JAPANESE soldiers occupying Hong Kong during World War II appear to have left some residents with a hereditary virus related to AIDS.

The potentially deadly HTLV-1, which can lead to leukaemia, has appeared in the blood of a small number of donors to the Hong Kong Red Cross Blood Bank.

University of Hong Kong Reader in Medicine Dr Raymond Liang Hin-suen said he was examining cases of HTLV-1, a rare virus usually found only in Japan and the Caribbean.
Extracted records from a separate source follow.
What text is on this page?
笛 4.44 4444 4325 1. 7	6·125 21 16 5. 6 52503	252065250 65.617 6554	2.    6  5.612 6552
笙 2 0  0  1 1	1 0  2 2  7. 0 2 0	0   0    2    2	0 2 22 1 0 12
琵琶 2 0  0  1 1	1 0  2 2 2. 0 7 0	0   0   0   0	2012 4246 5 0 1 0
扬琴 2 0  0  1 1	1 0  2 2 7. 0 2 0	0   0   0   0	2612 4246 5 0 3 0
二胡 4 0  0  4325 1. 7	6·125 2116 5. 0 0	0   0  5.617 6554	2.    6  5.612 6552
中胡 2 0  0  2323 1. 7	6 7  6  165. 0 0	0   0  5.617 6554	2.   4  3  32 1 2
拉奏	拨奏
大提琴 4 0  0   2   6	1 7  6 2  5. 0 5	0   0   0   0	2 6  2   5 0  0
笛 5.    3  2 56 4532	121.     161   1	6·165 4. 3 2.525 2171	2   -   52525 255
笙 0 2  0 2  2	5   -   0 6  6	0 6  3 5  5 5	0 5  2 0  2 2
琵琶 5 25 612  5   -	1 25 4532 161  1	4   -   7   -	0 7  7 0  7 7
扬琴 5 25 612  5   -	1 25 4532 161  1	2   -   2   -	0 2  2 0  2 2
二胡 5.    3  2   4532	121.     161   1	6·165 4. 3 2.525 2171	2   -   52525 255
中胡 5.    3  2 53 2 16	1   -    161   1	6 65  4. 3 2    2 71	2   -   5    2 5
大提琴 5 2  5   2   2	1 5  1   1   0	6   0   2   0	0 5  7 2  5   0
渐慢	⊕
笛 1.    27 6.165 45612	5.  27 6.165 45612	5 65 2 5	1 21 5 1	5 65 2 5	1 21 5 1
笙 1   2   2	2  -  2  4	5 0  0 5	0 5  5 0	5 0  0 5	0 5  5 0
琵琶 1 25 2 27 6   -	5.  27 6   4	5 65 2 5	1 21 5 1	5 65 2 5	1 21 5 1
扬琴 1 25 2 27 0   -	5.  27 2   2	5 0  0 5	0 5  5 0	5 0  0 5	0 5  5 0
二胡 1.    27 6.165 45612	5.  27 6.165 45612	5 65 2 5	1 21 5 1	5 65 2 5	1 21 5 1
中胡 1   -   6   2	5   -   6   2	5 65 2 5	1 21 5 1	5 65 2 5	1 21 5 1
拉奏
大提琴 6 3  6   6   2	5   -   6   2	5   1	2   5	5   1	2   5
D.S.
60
Dr Liang said he had seen a patient last year who tested positive to the virus and developed a leukaemia lymphoma. She has since died.

Dr Liang's research team, surprised by the discovery of HTLV-1 in Hong Kong Chinese blood donors, scrutinised the organisms found in their blood.

'It appears they are from Japan - the DNA sequencing is almost identical to the Japanese strain,' Dr Liang said.

'At the moment, we cannot identify their mode of transmission; they have not had blood transfusions, they do not have unusual sexual histories, they are not drug addicts.

'But because of the Japanese occupation of Hong Kong and China, it may be that they contracted it from their parents. A casual contact does not pick up the virus; it has to be a prolonged, intimate contact.

'The occupation of Hong Kong would be the only period I can think of where Japan had this kind of contact with Hong Kong.' A research team was studying why Hong Kong people were more prone to T-cell leukaemia and examining HTLV-1's links with other diseases.

'In a small proportion of AIDS victims in Hong Kong, they develop blood cancer as well. It is still closely related; it is kind of a cousin,' Dr Liang said.

'We believe there is a good possibility there may be other related diseases.' The blood bank began screening donations almost two years ago, and has come across five cases of HTLV-1 infection among about 100,000 donors.

'There is controversy over whether or not we should spend money screening for that virus, because it's not common,' Dr Liang said.

'But we know something that can prevent a fatal disease from spreading and we should do so.' The HIV virus was briefly named HTLV-3 in the early 1980s, because doctors initially mistook it for the same organism.

'It is a virus closely related to AIDS; the mode of transmission is quite similar to the AIDS virus and hepatitis B,' Dr Liang said.

'HTLV was the first virus known to cause blood cancer in humans.

'This virus causes T-cell leukaemia.

'In Chinese, we are seeing quite a high level of T-cell malignancies, compared to Western areas.

'In Westerners it is 10 per cent; we are seeing 30 per cent.' T-cell leukaemia tumours were more aggressive, more widespread and more difficult to cure than the common B-cell strain.

Red Cross Blood Bank consultant Dr Liu Hing-wing said it cost about $900,000 to screen for HTLV-1 in the 180,000 units of blood donated each year.